Пол действительно был скользким, и я резво заскользил в темноватый зев тамбура. Уже зная, что все неспроста, я наудачу пальнул туда, куда по инерции и чьей-то злой воле скользило мое тело. Впереди взорвалось зелено-багровым, сразу стало светлее, но все равно ничего не разобрать. Меня быстро пронесло сквозь остывающий жар проплавленного металла, – жидкие капли лизнули тело там, где могли коснуться…
Мой выстрел прожег просеку в сумеречном мертвенно-бледном лесу стволов, лиан, ветвей. Здесь пол был бетонным.
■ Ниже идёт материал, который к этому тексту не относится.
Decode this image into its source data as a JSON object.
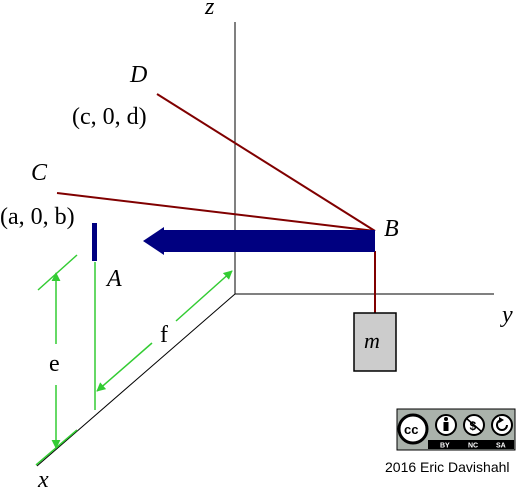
{
  "axes": {
    "x": "x",
    "y": "y",
    "z": "z"
  },
  "points": {
    "A": "A",
    "B": "B",
    "C": "C",
    "D": "D"
  },
  "coordinates": {
    "C": "(a, 0, b)",
    "D": "(c, 0, d)"
  },
  "dimensions": {
    "e": "e",
    "f": "f"
  },
  "mass": "m",
  "license": {
    "badge": "cc",
    "conditions": [
      "BY",
      "NC",
      "SA"
    ]
  },
  "credit": "2016 Eric Davishahl",
  "colors": {
    "axis": "#000000",
    "boom": "#000080",
    "cable": "#800000",
    "dimension": "#33cc33",
    "mass_fill": "#cccccc"
  },
  "icons": [
    "cc-icon",
    "attribution-icon",
    "noncommercial-icon",
    "sharealike-icon"
  ]
}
Вскочив, я словно нажал контакт, включающий застопоривший механизм: вся эта заплесневелая растительность пришла в движение – шевелилась, дергалась, извивалась, тянулась ко мне, слепо размахивая бичами руконог, и я, тут же бросившись на пол, откатился как можно дальше под вытягивающиеся щупальца хищника.
Здесь было безопаснее всего. Однако потрясала банальность этой кунсткамеры: сначала огненный кактус, теперь плотоядный гомстар – ходячий кустарник с Альтаира. Может быть, этот бункер – реликтовый оазис первых лабораторий смерти, продукция которых уже заполонила всю планету.
Я энергично отполз внутрь, к основанию толстых стволов, где дергались опоры-корни и отсутствовали охотничьи рецепторы. В естественных условиях кустарник сосуществовал с крупными червями-санитарами, присасывающимися к корням, поэтому не реагировал на живность здесь, у стволов.
Можно было бы выжечь всю эту мерзость несколькими залпами, по тогда я обнаружил бы себя. С этим придется повременить. Я огляделся и пополз в глубь организма, стараясь не касаться подрагивающих корней. В особо труднопроходимых местах я быстро рассекал бледные переплетения ножом и проползал дальше, зная, как долго блуждает сигнал по несовершенной нервной системе полурастения-полуживотного.